Lorsque je suis d’humeur gourmande et solennelle, j’aime souper dans un vieux palace peu connu de la Riviera lémanique où chaque repas est un véritable spectacle. Si vous y parlez de «nouvelle cuisine», on vous assurera qu’on vient tout juste de la repeindre. Le consommé vous y requinque, le gigot triomphe, le gratin vous arrime au sol et le chariot de fromages vous roule dessus. Mais tout le sel de la soirée n’est pas là. Pour le goûter, il faut s’asseoir côte à côte et face à la salle et observer la valse des serveurs orchestrée par le vieux maître d’hôtel, l’éclat enroué des plats de vermeil cabossés par un siècle de loyaux services, le mouvement onctueux de la trancheuse à charcuteries… et la satisfaction rayonnante de tous les participants au rite. Un ami, un jour, avait osé me dire, à propos du rôti: «je l’aurais tout aussi bien réussi à la maison». Alors rentre chez toi. Mais laisse-moi le maître d’hôtel. Nous avons des choses à nous dire.

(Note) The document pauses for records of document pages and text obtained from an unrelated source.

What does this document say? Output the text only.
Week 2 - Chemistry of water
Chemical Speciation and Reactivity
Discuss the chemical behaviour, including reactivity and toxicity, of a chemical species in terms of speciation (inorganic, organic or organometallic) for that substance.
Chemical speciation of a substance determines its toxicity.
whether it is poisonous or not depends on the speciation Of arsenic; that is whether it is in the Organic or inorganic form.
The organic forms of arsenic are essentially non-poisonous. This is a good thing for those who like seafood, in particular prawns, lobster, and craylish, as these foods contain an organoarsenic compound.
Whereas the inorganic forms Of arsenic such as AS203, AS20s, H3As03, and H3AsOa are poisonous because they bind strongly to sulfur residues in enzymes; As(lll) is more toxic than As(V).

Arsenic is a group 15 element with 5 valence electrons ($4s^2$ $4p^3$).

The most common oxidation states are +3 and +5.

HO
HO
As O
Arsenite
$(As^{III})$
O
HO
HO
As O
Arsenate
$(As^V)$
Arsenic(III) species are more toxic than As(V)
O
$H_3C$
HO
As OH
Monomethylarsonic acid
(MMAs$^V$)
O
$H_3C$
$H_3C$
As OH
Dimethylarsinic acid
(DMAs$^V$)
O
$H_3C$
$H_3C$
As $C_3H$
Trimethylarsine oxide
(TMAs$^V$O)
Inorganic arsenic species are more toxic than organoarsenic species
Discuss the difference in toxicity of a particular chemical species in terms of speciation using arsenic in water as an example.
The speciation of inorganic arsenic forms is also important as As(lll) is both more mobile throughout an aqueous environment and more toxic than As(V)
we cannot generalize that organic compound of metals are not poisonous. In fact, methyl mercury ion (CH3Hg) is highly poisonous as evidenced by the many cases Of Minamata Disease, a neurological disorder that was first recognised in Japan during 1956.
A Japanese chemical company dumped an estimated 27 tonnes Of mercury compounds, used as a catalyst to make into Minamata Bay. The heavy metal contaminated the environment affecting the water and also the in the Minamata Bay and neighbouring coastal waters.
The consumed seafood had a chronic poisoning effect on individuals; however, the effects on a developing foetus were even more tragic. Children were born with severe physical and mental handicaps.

On ne goûte pas pleinement la cuisine sans ses rites. Le meilleur traiteur ne rivalisera pas plus avec la bonne table de restaurant que le meilleur écran de Home Cinema peut rivaliser avec la toile de la salle obscure. Sortir au restaurant, ce n’est pas se nourrir: les bêtes se nourrissent, et parfois voluptueusement. C’est partager une culture, même quand on y va seul.